Sulla popolarità pesano la morte dell’attivista Nizar Banat e la guerra lampo a Gaza del maggio scorso. Cresce il consenso per Hamas: il 45% dei cittadini si sente rappresentato dal movimento estremista, solo il 19% da Fatah. Khalil Shikaki: il “peggior sondaggio” dall’ascesa al potere del leader.

Ramallah (AsiaNews/Agenzie) – Quasi l’80% dei palestinesi vuole le dimissioni del presidente Mahmoud Abbas, in un clima di risentimento diffuso verso i vertici dell’Autorità palestinese in seguito alla morte di un attivista sotto custodia delle Forze di sicurezza e la repressione violenta della protesta popolare. È quanto emerge da una ricerca pubblicata dagli esperti del Palestinian Center for Policy and Survey Research, dal quale emerge anche che il sostegno per i rivali di Hamas resta alto a otto mesi dalla guerra lampo del maggio scorso a Gaza. Al riguardo, l’opinione diffusa è quella di una “vittoria” del movimento estremista nei confronti di Israele e di un ruolo marginale all’epoca dello stesso Abbas.

Nell’ultimo sondaggio elaborato dal centro di ricerca palestinese emerge che il 45% dei cittadini vorrebbe essere guidato e rappresentato da Hamas; il movimento laico Fatah, del leader Abu Mazen, raccogliere la fiducia del 19% della popolazione, in leggera risalita rispetto al crollo dei mesi scorsi. Si tratta del “peggior sondaggio” per il presidente dell’Ap, sottolinea il direttore del centro di ricerca Khalil Shikaki, il quale aggiunge che Abbas “non è mai stato in una posizione così brutta come quella di oggi”.

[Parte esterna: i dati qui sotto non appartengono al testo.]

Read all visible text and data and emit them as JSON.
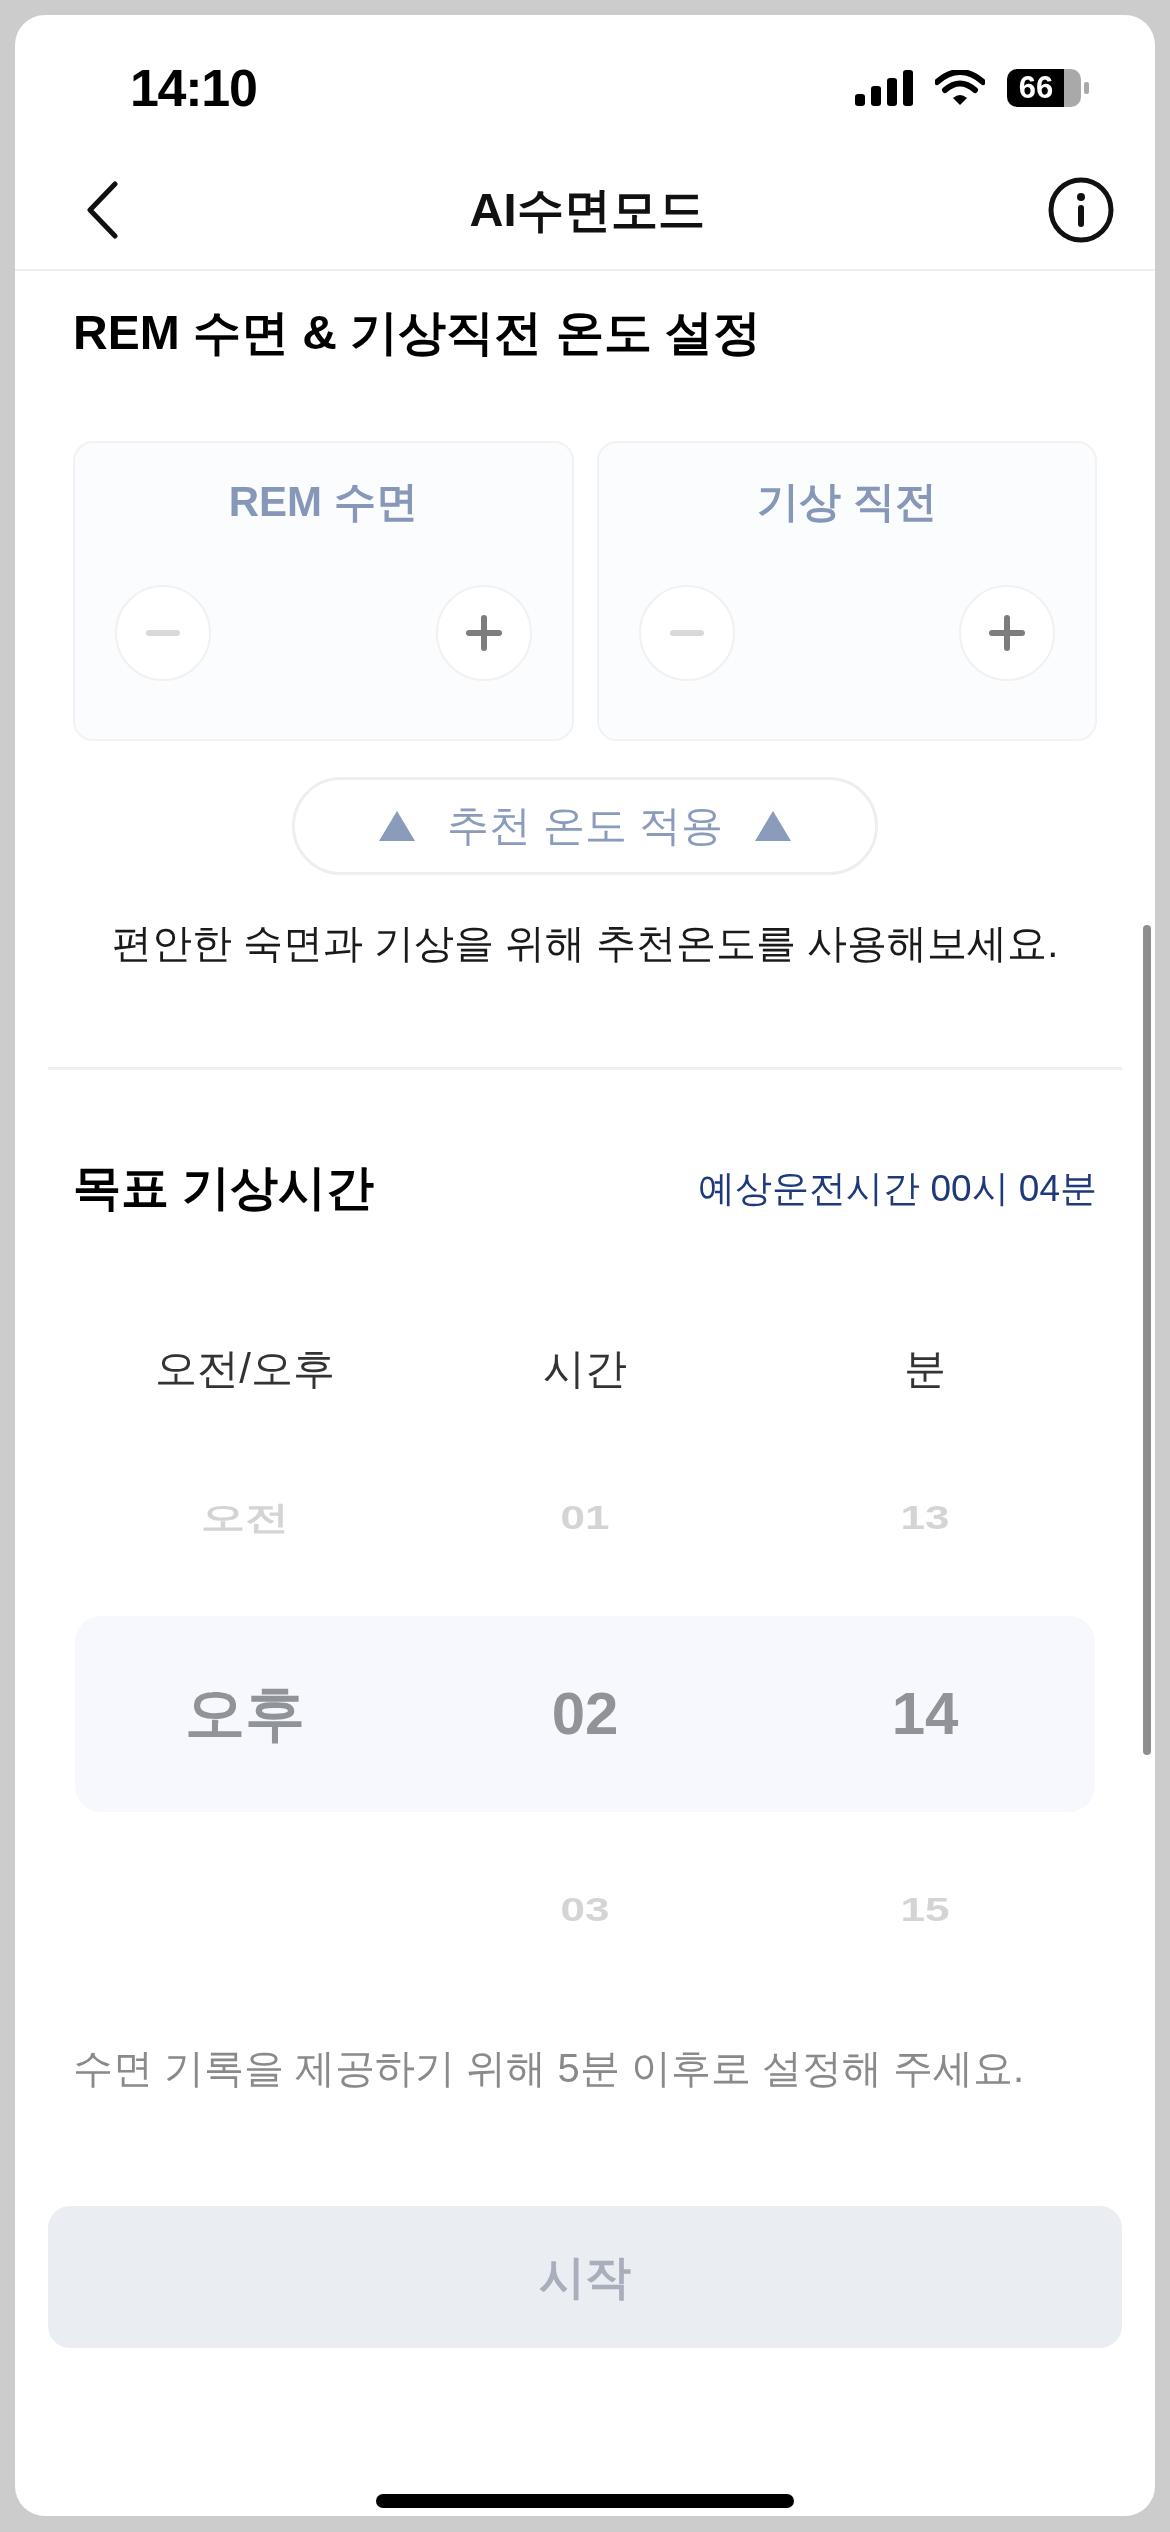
{
  "status_bar": {
    "time": "14:10",
    "battery": "66"
  },
  "header": {
    "title": "AI수면모드"
  },
  "temperature_section": {
    "title": "REM 수면 & 기상직전 온도 설정",
    "cards": [
      {
        "label": "REM 수면",
        "decrease": {
          "disabled": true
        },
        "increase": {
          "disabled": false
        }
      },
      {
        "label": "기상 직전",
        "decrease": {
          "disabled": true
        },
        "increase": {
          "disabled": false
        }
      }
    ],
    "recommend_button": {
      "label": "추천 온도 적용"
    },
    "description": "편안한 숙면과 기상을 위해 추천온도를 사용해보세요."
  },
  "wake_section": {
    "title": "목표 기상시간",
    "estimated_time": "예상운전시간 00시 04분",
    "columns": [
      {
        "header": "오전/오후",
        "items": [
          {
            "label": "오전",
            "selected": false
          },
          {
            "label": "오후",
            "selected": true
          }
        ]
      },
      {
        "header": "시간",
        "items": [
          {
            "label": "01",
            "selected": false
          },
          {
            "label": "02",
            "selected": true
          },
          {
            "label": "03",
            "selected": false
          }
        ]
      },
      {
        "header": "분",
        "items": [
          {
            "label": "13",
            "selected": false
          },
          {
            "label": "14",
            "selected": true
          },
          {
            "label": "15",
            "selected": false
          }
        ]
      }
    ],
    "note": "수면 기록을 제공하기 위해 5분 이후로 설정해 주세요."
  },
  "start_button": {
    "label": "시작",
    "disabled": true
  }
}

Nonostante la sua popolarità in calo e il rifiuto di indire elezioni, la comunità internazionale considera ancora l’85enne Abbas come il leader della causa palestinese e un partner cruciale nel processo di pace con Israele, interrotto da più di un decennio. L’Ap amministra parti della Cisgiordania in base ad accordi provvisori firmati con Israele al culmine del processo di pace negli anni ‘90. Hamas ha cacciato le forze di Abbas da Gaza nel 2007, ad un anno di distanza dalla vittoria alle elezioni parlamentari.

Il declino della popolarità di Abbas ha registrato un ulteriore crollo ad aprile, in seguito all’annullamento del primo voto in 15 anni per il timore di una pesante sconfitta nei confronti dei rivali di Hamas. Il movimento estremista continua a crescere negli indici di gradimento perché considerato più vicino ai problemi della popolazione e pronto a lottare per sostenerli, anche e soprattutto nei confronti della cosiddetta “occupazione” israeliana.

La morte di Nizar Banat, voce critica dell’Ap, deceduto in seguito alle percosse ricevute per mano delle Forze di sicurezza palestinesi nel corso di un fermo, ha alimentato proteste in tutta la Cisgiordania, con richieste di dimissioni per Abbas. In risposta, le autorità locali hanno lanciato una violenta repressione con l’arresto di numerosi manifestanti. Il 78% delle persone interpellate dal sondaggio vuole le dimissioni di Abu Mazen, solo il 19% ritiene che debba restare in carica. Il 63% dei palestinesi pensa che Banat sia stato ucciso dietro ordine dei vertici dell’Ap e solo il 22% ritiene la vicenda un errore e crede alla versione della leadership al potere.

Per il 69% degli interpellati la risposta alla vicenda dell’autorità, con la promessa di un processo per 14 funzionari responsabili del fermo dell’attivista, è “insufficiente”. Il 63% dei 1.270 intervistati nel sondaggio fra Cisgiordania e Gaza sostiene le manifestazioni scoppiate dopo la morte di Banat e il 74% ritiene che l’arresto dei manifestanti costituisca una violazione delle libertà e dei diritti civili.